1-TwoSum

Two Sum

Easy

Given an array of integers nums and an integer target, return indices of the two numbers such that they add up to target.

You may assume that each input would have exactly one solution, and you may not use the same element twice.

You can return the answer in any order.

Example 1:

Input: nums = [2,7,11,15], target = 9
Output: [0,1]
Explanation: Because nums[0] + nums[1] == 9, we return [0, 1].

Example 2:

Input: nums = [3,2,4], target = 6
Output: [1,2]

Example 3:

Input: nums = [3,3], target = 6
Output: [0,1]

Constraints:

• $2$ <= nums.length <= $10^4$
• $-10^9$ <= nums[i] <= $10^9$
• $-10^9$ <= target <= $10^9$
• Only one valid answer exists.

Follow-up: Can you come up with an algorithm that is less than $O(n^2)$ time complexity?

Problem can be found in here!

Solution

Basic Solution: Brute Force

# target: int, nums: List[int]

 for i in range(len(nums)):
    number_to_find = target - nums[i]
    for j in range(i + 1, len(nums)):
        if nums[j] == number_to_find:
            return [i, j] # Find indices of the two numbers!

Time Complexity: $O(n^2)$, Space Complexity: $O(1)$

Explanation: Simply iterate the array and find the target value among the array in each iteration.
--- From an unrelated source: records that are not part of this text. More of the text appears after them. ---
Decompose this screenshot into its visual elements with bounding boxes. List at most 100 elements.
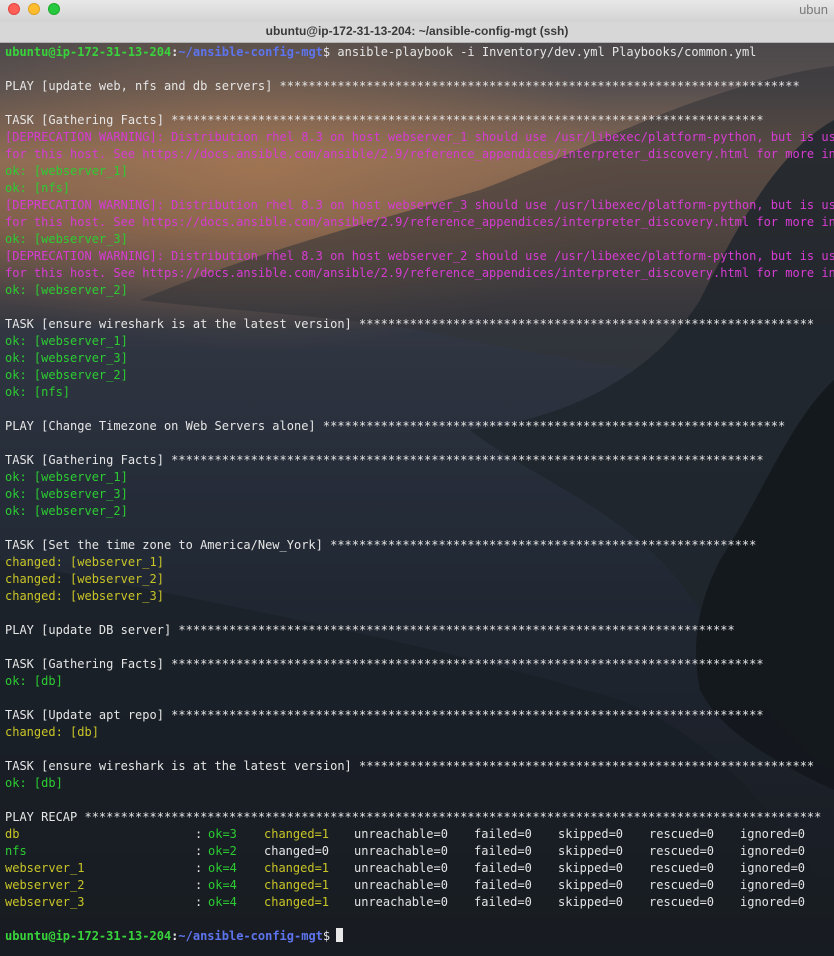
recap-rescued: rescued=0 [649, 861, 715, 875]
recap-failed: failed=0 [474, 844, 532, 858]
recap-rescued: rescued=0 [649, 844, 715, 858]
recap-ok: ok=4 [208, 861, 237, 875]
ok-result-line: ok: [webserver_2] [5, 368, 128, 382]
recap-ok: ok=4 [208, 878, 237, 892]
recap-colon: : [195, 861, 203, 875]
recap-changed: changed=1 [264, 895, 330, 909]
recap-failed: failed=0 [474, 878, 532, 892]
recap-ignored: ignored=0 [740, 827, 806, 841]
close-icon[interactable] [8, 3, 20, 15]
recap-unreachable: unreachable=0 [354, 861, 448, 875]
recap-failed: failed=0 [474, 861, 532, 875]
zoom-icon[interactable] [48, 3, 60, 15]
recap-ok: ok=2 [208, 844, 237, 858]
prompt-path: ~/ansible-config-mgt [178, 45, 323, 59]
recap-row: webserver_3 : ok=4 changed=1 unreachable… [5, 894, 834, 911]
final-prompt-line[interactable]: ubuntu@ip-172-31-13-204:~/ansible-config… [5, 928, 834, 945]
task-header: TASK [Update apt repo] *****************… [5, 708, 764, 722]
recap-failed: failed=0 [474, 827, 532, 841]
title-bar[interactable]: ubun [0, 0, 834, 23]
recap-ignored: ignored=0 [740, 844, 806, 858]
ok-result-line: ok: [nfs] [5, 385, 71, 399]
recap-changed: changed=1 [264, 861, 330, 875]
deprecation-warning-line: [DEPRECATION WARNING]: Distribution rhel… [5, 198, 834, 212]
text-cursor [336, 928, 344, 942]
recap-row: webserver_1 : ok=4 changed=1 unreachable… [5, 860, 834, 877]
ok-result-line: ok: [webserver_3] [5, 487, 128, 501]
prompt-symbol: $ [322, 929, 331, 943]
play-header: PLAY [update web, nfs and db servers] **… [5, 79, 800, 93]
ok-result-line: ok: [webserver_2] [5, 283, 128, 297]
task-header: TASK [Gathering Facts] *****************… [5, 657, 764, 671]
ok-result-line: ok: [db] [5, 776, 63, 790]
recap-rescued: rescued=0 [649, 827, 715, 841]
recap-failed: failed=0 [474, 895, 532, 909]
recap-changed: changed=1 [264, 878, 330, 892]
tab-title: ubuntu@ip-172-31-13-204: ~/ansible-confi… [265, 24, 569, 38]
terminal-output[interactable]: ubuntu@ip-172-31-13-204: ~/ansible-config… [5, 44, 834, 945]
recap-row: webserver_2 : ok=4 changed=1 unreachable… [5, 877, 834, 894]
recap-ignored: ignored=0 [740, 895, 806, 909]
task-header: TASK [Gathering Facts] *****************… [5, 113, 764, 127]
recap-row: db : ok=3 changed=1 unreachable=0 failed… [5, 826, 834, 843]
ok-result-line: ok: [db] [5, 674, 63, 688]
task-header: TASK [Set the time zone to America/New_Y… [5, 538, 757, 552]
recap-host: webserver_3 [5, 895, 85, 909]
recap-unreachable: unreachable=0 [354, 895, 448, 909]
recap-ignored: ignored=0 [740, 861, 806, 875]
task-header: TASK [ensure wireshark is at the latest … [5, 317, 815, 331]
command-text: ansible-playbook -i Inventory/dev.yml Pl… [330, 45, 757, 59]
recap-rescued: rescued=0 [649, 878, 715, 892]
changed-result-line: changed: [webserver_3] [5, 589, 164, 603]
deprecation-warning-line: [DEPRECATION WARNING]: Distribution rhel… [5, 130, 834, 144]
ok-result-line: ok: [webserver_3] [5, 351, 128, 365]
recap-ignored: ignored=0 [740, 878, 806, 892]
terminal-window: ubun ubuntu@ip-172-31-13-204: ~/ansible-… [0, 0, 834, 956]
recap-skipped: skipped=0 [558, 844, 624, 858]
minimize-icon[interactable] [28, 3, 40, 15]
recap-ok: ok=4 [208, 895, 237, 909]
deprecation-warning-line: for this host. See https://docs.ansible.… [5, 147, 834, 161]
recap-changed: changed=1 [264, 827, 330, 841]
task-header: TASK [ensure wireshark is at the latest … [5, 759, 815, 773]
recap-colon: : [195, 895, 203, 909]
recap-host: webserver_2 [5, 878, 85, 892]
prompt-path: ~/ansible-config-mgt [178, 929, 323, 943]
ok-result-line: ok: [webserver_1] [5, 164, 128, 178]
ok-result-line: ok: [webserver_1] [5, 470, 128, 484]
prompt-user-host: ubuntu@ip-172-31-13-204 [5, 45, 172, 59]
window-title-fragment: ubun [799, 2, 828, 17]
recap-host: webserver_1 [5, 861, 85, 875]
recap-host: db [5, 827, 20, 841]
recap-colon: : [195, 844, 203, 858]
recap-skipped: skipped=0 [558, 878, 624, 892]
recap-colon: : [195, 827, 203, 841]
play-header: PLAY [Change Timezone on Web Servers alo… [5, 419, 786, 433]
deprecation-warning-line: for this host. See https://docs.ansible.… [5, 215, 834, 229]
recap-ok: ok=3 [208, 827, 237, 841]
deprecation-warning-line: for this host. See https://docs.ansible.… [5, 266, 834, 280]
tab-bar[interactable]: ubuntu@ip-172-31-13-204: ~/ansible-confi… [0, 22, 834, 43]
ok-result-line: ok: [webserver_1] [5, 334, 128, 348]
play-recap-header: PLAY RECAP *****************************… [5, 810, 822, 824]
recap-unreachable: unreachable=0 [354, 844, 448, 858]
recap-rescued: rescued=0 [649, 895, 715, 909]
ok-result-line: ok: [webserver_3] [5, 232, 128, 246]
ok-result-line: ok: [nfs] [5, 181, 71, 195]
recap-skipped: skipped=0 [558, 895, 624, 909]
recap-skipped: skipped=0 [558, 827, 624, 841]
deprecation-warning-line: [DEPRECATION WARNING]: Distribution rhel… [5, 249, 834, 263]
ok-result-line: ok: [webserver_2] [5, 504, 128, 518]
recap-unreachable: unreachable=0 [354, 878, 448, 892]
recap-colon: : [195, 878, 203, 892]
task-header: TASK [Gathering Facts] *****************… [5, 453, 764, 467]
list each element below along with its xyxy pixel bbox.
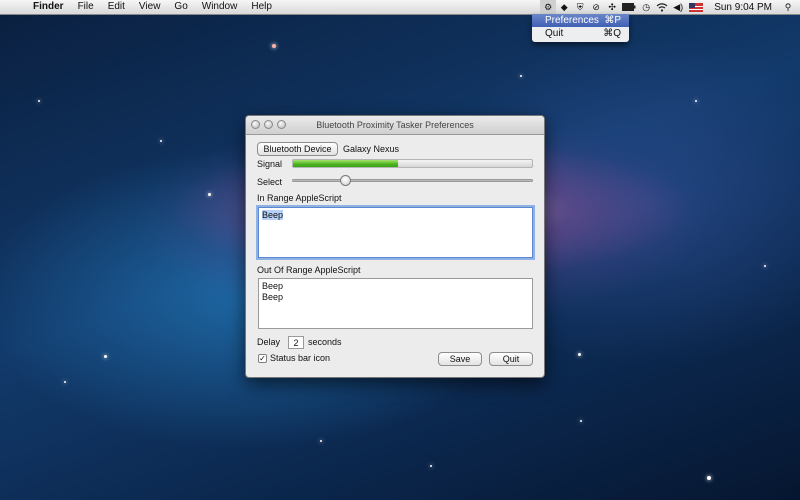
in-range-script-field[interactable]: Beep	[258, 207, 533, 258]
dropbox-icon[interactable]: ◆	[556, 0, 572, 14]
star	[272, 44, 276, 48]
script-line: Beep	[262, 281, 284, 291]
menu-clock[interactable]: Sun 9:04 PM	[706, 2, 780, 13]
delay-input[interactable]: 2	[288, 336, 304, 349]
volume-icon[interactable]: ◀)	[670, 0, 686, 14]
out-range-script-field[interactable]: Beep Beep	[258, 278, 533, 329]
menu-item-quit[interactable]: Quit ⌘Q	[532, 27, 629, 40]
wifi-icon[interactable]	[654, 0, 670, 14]
star	[38, 100, 40, 102]
window-title: Bluetooth Proximity Tasker Preferences	[316, 120, 474, 130]
star	[580, 420, 582, 422]
star	[104, 355, 107, 358]
select-slider[interactable]	[292, 179, 533, 182]
bluetooth-device-button[interactable]: Bluetooth Device	[257, 142, 338, 156]
gear-icon[interactable]: ⚙	[540, 0, 557, 14]
in-range-label: In Range AppleScript	[257, 193, 342, 203]
star	[520, 75, 522, 77]
close-button[interactable]	[251, 120, 260, 129]
input-flag-icon[interactable]	[686, 0, 706, 14]
device-name: Galaxy Nexus	[343, 144, 400, 154]
menu-window[interactable]: Window	[195, 0, 245, 14]
star	[64, 381, 66, 383]
quit-button[interactable]: Quit	[489, 352, 533, 366]
star	[430, 465, 432, 467]
delay-unit: seconds	[308, 337, 342, 347]
menu-edit[interactable]: Edit	[101, 0, 132, 14]
shield-icon[interactable]: ⛨	[572, 0, 588, 14]
menu-item-shortcut: ⌘Q	[603, 28, 621, 39]
menu-item-shortcut: ⌘P	[604, 15, 621, 26]
status-bar-checkbox[interactable]: ✓	[258, 354, 267, 363]
window-controls	[251, 120, 286, 129]
menu-bar: Finder File Edit View Go Window Help ⚙ ◆…	[0, 0, 800, 15]
star	[707, 476, 711, 480]
star	[208, 193, 211, 196]
spotlight-icon[interactable]: ⚲	[780, 0, 796, 14]
time-machine-icon[interactable]: ◷	[638, 0, 654, 14]
star	[695, 100, 697, 102]
status-area: ⚙ ◆ ⛨ ⊘ ✣ ◷ ◀) Sun 9:04 PM ⚲	[540, 0, 800, 14]
menu-item-label: Quit	[545, 28, 564, 39]
save-button[interactable]: Save	[438, 352, 482, 366]
menu-view[interactable]: View	[132, 0, 168, 14]
select-slider-knob[interactable]	[339, 175, 351, 186]
out-range-label: Out Of Range AppleScript	[257, 265, 361, 275]
menu-go[interactable]: Go	[167, 0, 194, 14]
status-menu-dropdown: Preferences ⌘P Quit ⌘Q	[532, 14, 629, 42]
battery-icon[interactable]	[620, 0, 638, 14]
signal-meter-fill	[293, 160, 399, 167]
signal-label: Signal	[257, 159, 283, 169]
delay-label: Delay	[257, 337, 281, 347]
menu-item-label: Preferences	[545, 15, 599, 26]
preferences-window: Bluetooth Proximity Tasker Preferences B…	[245, 115, 545, 378]
script-line: Beep	[262, 292, 284, 302]
minimize-button[interactable]	[264, 120, 273, 129]
status-bar-label: Status bar icon	[270, 353, 331, 363]
star	[764, 265, 766, 267]
zoom-button[interactable]	[277, 120, 286, 129]
bluetooth-icon[interactable]: ✣	[604, 0, 620, 14]
star	[320, 440, 322, 442]
menu-file[interactable]: File	[71, 0, 101, 14]
signal-meter	[292, 159, 533, 168]
star	[578, 353, 581, 356]
script-line: Beep	[262, 210, 284, 220]
menu-item-preferences[interactable]: Preferences ⌘P	[532, 14, 629, 27]
menu-help[interactable]: Help	[244, 0, 279, 14]
star	[160, 140, 162, 142]
window-titlebar[interactable]: Bluetooth Proximity Tasker Preferences	[246, 116, 544, 135]
no-symbol-icon[interactable]: ⊘	[588, 0, 604, 14]
menu-finder[interactable]: Finder	[26, 0, 71, 14]
select-label: Select	[257, 177, 283, 187]
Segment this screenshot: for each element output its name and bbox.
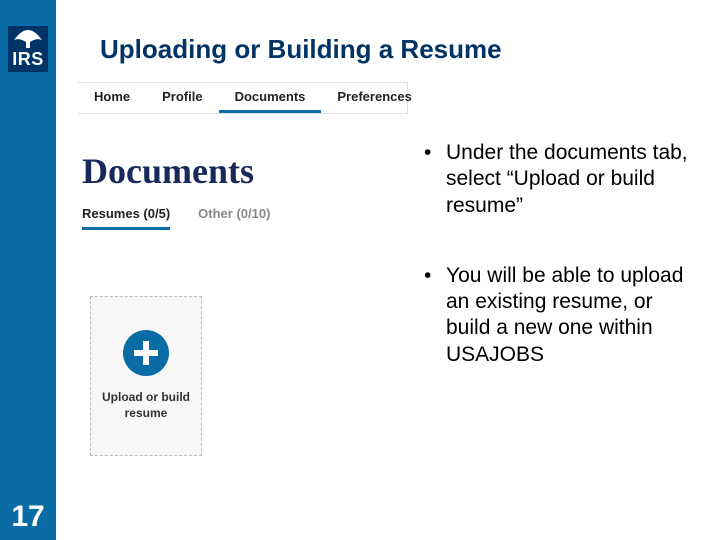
upload-or-build-resume-card[interactable]: Upload or build resume xyxy=(90,296,202,456)
irs-logo: IRS xyxy=(8,26,48,72)
nav-preferences[interactable]: Preferences xyxy=(321,83,427,113)
slide-title: Uploading or Building a Resume xyxy=(100,34,502,65)
main-nav: Home Profile Documents Preferences xyxy=(78,82,408,114)
nav-documents[interactable]: Documents xyxy=(219,83,322,113)
plus-icon xyxy=(123,330,169,376)
slide-left-bar xyxy=(0,0,56,540)
nav-profile[interactable]: Profile xyxy=(146,83,218,113)
documents-heading: Documents xyxy=(82,150,254,192)
nav-home[interactable]: Home xyxy=(78,83,146,113)
eagle-icon xyxy=(12,28,44,50)
page-number: 17 xyxy=(0,500,56,540)
subtab-other[interactable]: Other (0/10) xyxy=(198,206,270,230)
upload-card-label: Upload or build resume xyxy=(99,390,193,421)
documents-subtabs: Resumes (0/5) Other (0/10) xyxy=(82,206,270,230)
instruction-bullets: Under the documents tab, select “Upload … xyxy=(420,140,700,412)
irs-logo-text: IRS xyxy=(8,49,48,70)
subtab-resumes[interactable]: Resumes (0/5) xyxy=(82,206,170,230)
bullet-item: Under the documents tab, select “Upload … xyxy=(420,140,700,219)
bullet-item: You will be able to upload an existing r… xyxy=(420,263,700,368)
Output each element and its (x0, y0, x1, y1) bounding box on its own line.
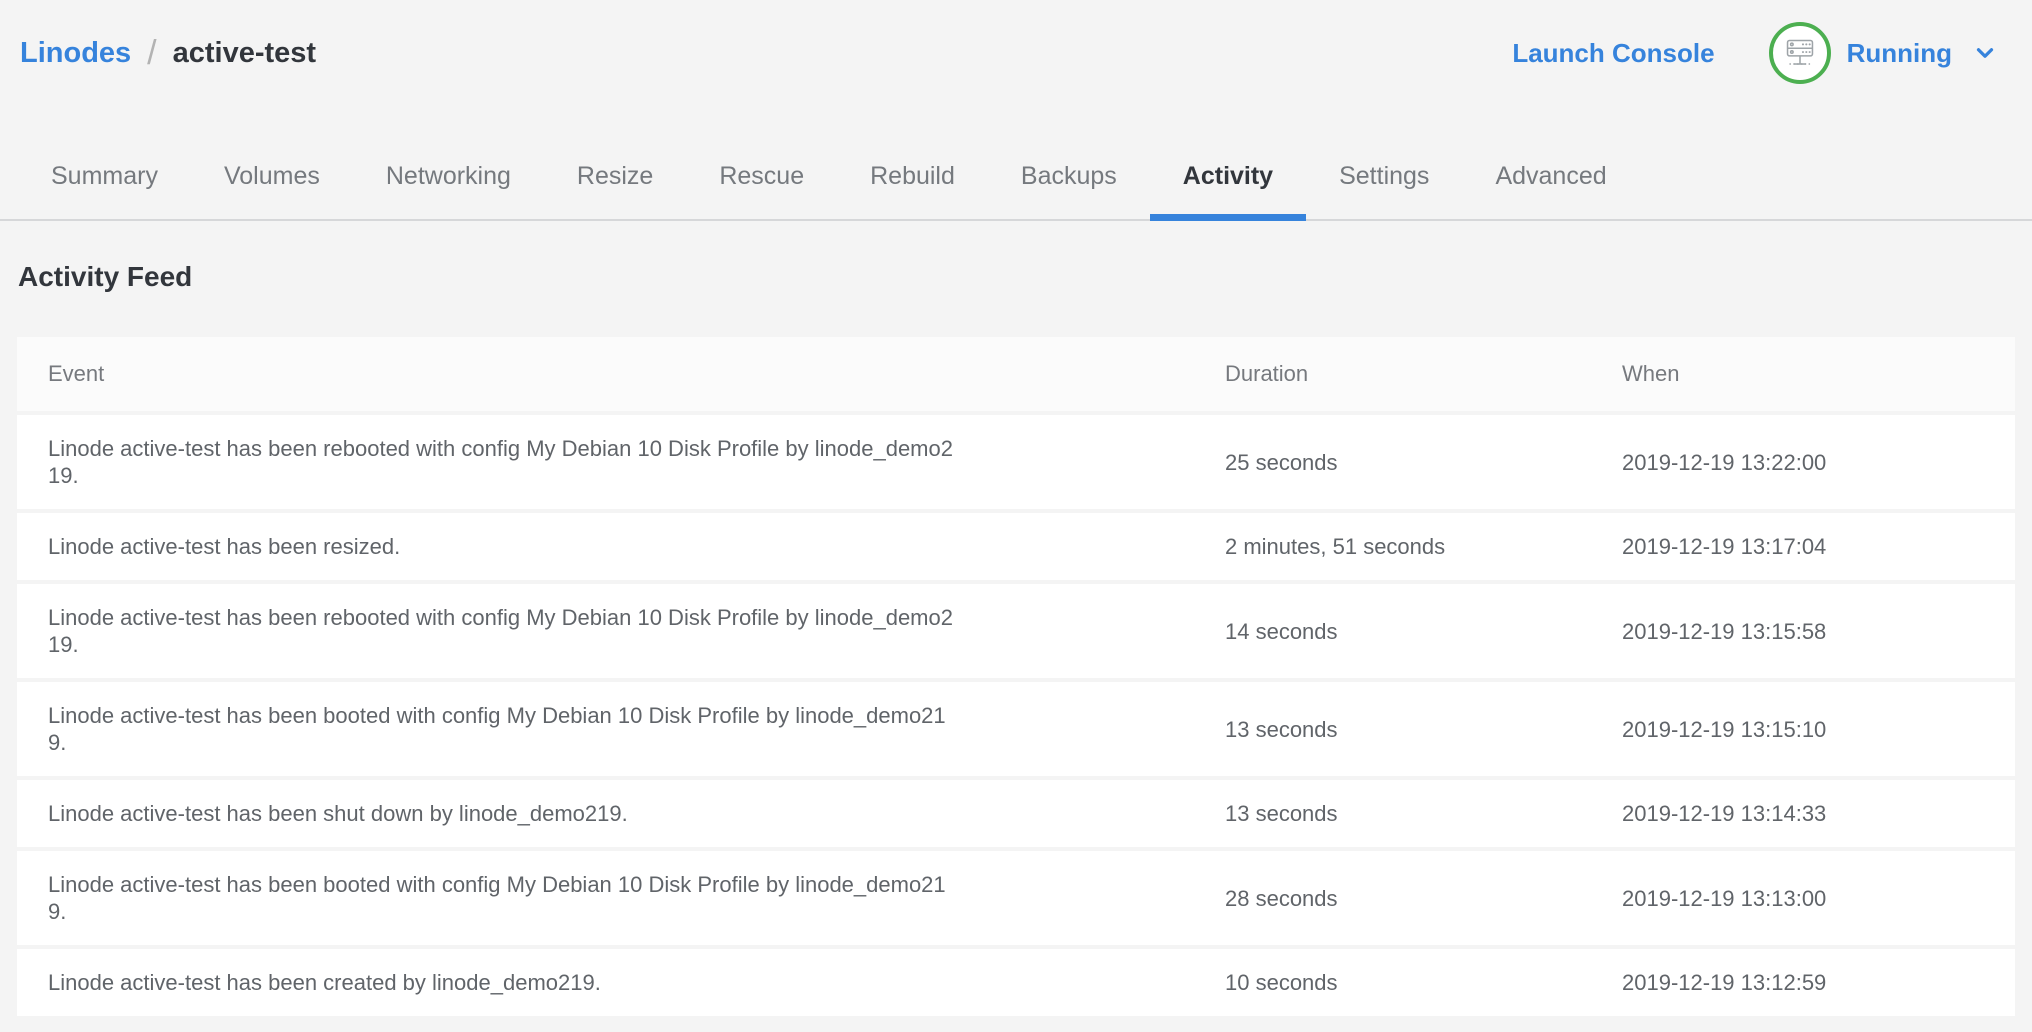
duration-cell: 13 seconds (1225, 716, 1622, 743)
tab-networking[interactable]: Networking (353, 140, 544, 219)
status-label: Running (1847, 38, 1952, 69)
event-cell: Linode active-test has been rebooted wit… (17, 604, 1225, 658)
event-cell: Linode active-test has been booted with … (17, 871, 1225, 925)
header-cell-when: When (1622, 361, 2015, 387)
table-row: Linode active-test has been created by l… (17, 949, 2015, 1016)
table-row: Linode active-test has been rebooted wit… (17, 415, 2015, 509)
duration-cell: 14 seconds (1225, 618, 1622, 645)
table-row: Linode active-test has been resized.2 mi… (17, 513, 2015, 580)
tab-resize[interactable]: Resize (544, 140, 686, 219)
duration-cell: 25 seconds (1225, 449, 1622, 476)
event-cell: Linode active-test has been booted with … (17, 702, 1225, 756)
breadcrumb-separator: / (147, 34, 156, 73)
when-cell: 2019-12-19 13:22:00 (1622, 449, 2015, 476)
event-cell: Linode active-test has been created by l… (17, 969, 1225, 996)
tab-activity[interactable]: Activity (1150, 140, 1306, 219)
status-dropdown-button[interactable]: Running (1769, 22, 1998, 84)
tab-advanced[interactable]: Advanced (1462, 140, 1639, 219)
tab-volumes[interactable]: Volumes (191, 140, 353, 219)
breadcrumb-linodes-link[interactable]: Linodes (20, 37, 131, 70)
top-bar: Linodes / active-test Launch Console (0, 0, 2032, 86)
when-cell: 2019-12-19 13:17:04 (1622, 533, 2015, 560)
launch-console-link[interactable]: Launch Console (1512, 38, 1714, 69)
when-cell: 2019-12-19 13:15:10 (1622, 716, 2015, 743)
tab-settings[interactable]: Settings (1306, 140, 1462, 219)
event-cell: Linode active-test has been shut down by… (17, 800, 1225, 827)
activity-feed-title: Activity Feed (18, 261, 2032, 293)
table-header-row: Event Duration When (17, 337, 2015, 411)
breadcrumb-current: active-test (173, 37, 316, 70)
header-cell-event: Event (17, 361, 1225, 387)
top-bar-actions: Launch Console (1512, 22, 1998, 84)
activity-table: Event Duration When Linode active-test h… (17, 337, 2015, 1016)
event-cell: Linode active-test has been resized. (17, 533, 1225, 560)
table-row: Linode active-test has been booted with … (17, 851, 2015, 945)
duration-cell: 28 seconds (1225, 885, 1622, 912)
duration-cell: 13 seconds (1225, 800, 1622, 827)
breadcrumb: Linodes / active-test (20, 34, 316, 73)
table-row: Linode active-test has been shut down by… (17, 780, 2015, 847)
tab-backups[interactable]: Backups (988, 140, 1150, 219)
when-cell: 2019-12-19 13:13:00 (1622, 885, 2015, 912)
duration-cell: 10 seconds (1225, 969, 1622, 996)
header-cell-duration: Duration (1225, 361, 1622, 387)
tab-summary[interactable]: Summary (18, 140, 191, 219)
table-row: Linode active-test has been booted with … (17, 682, 2015, 776)
when-cell: 2019-12-19 13:14:33 (1622, 800, 2015, 827)
tab-rescue[interactable]: Rescue (686, 140, 837, 219)
chevron-down-icon[interactable] (1972, 40, 1998, 66)
duration-cell: 2 minutes, 51 seconds (1225, 533, 1622, 560)
event-cell: Linode active-test has been rebooted wit… (17, 435, 1225, 489)
tab-bar: SummaryVolumesNetworkingResizeRescueRebu… (0, 140, 2032, 221)
table-row: Linode active-test has been rebooted wit… (17, 584, 2015, 678)
when-cell: 2019-12-19 13:15:58 (1622, 618, 2015, 645)
when-cell: 2019-12-19 13:12:59 (1622, 969, 2015, 996)
server-icon (1769, 22, 1831, 84)
tab-rebuild[interactable]: Rebuild (837, 140, 988, 219)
Improved Solution: Hash Table

memo = {}
for i, j in enumerate(nums):
    number_to_find = target - j
    try:
        return [memo[j], i] # Find indices of the two numbers!
    except KeyError:
        memo[number_to_find] = i

Time Complexity: $O(n)$, Space Complexity: $O(n)$

Explanation: Instead of searching the whole array blindlessly in each iteration, using a hash table can determine whether this element is the target value in $O(1)$ time.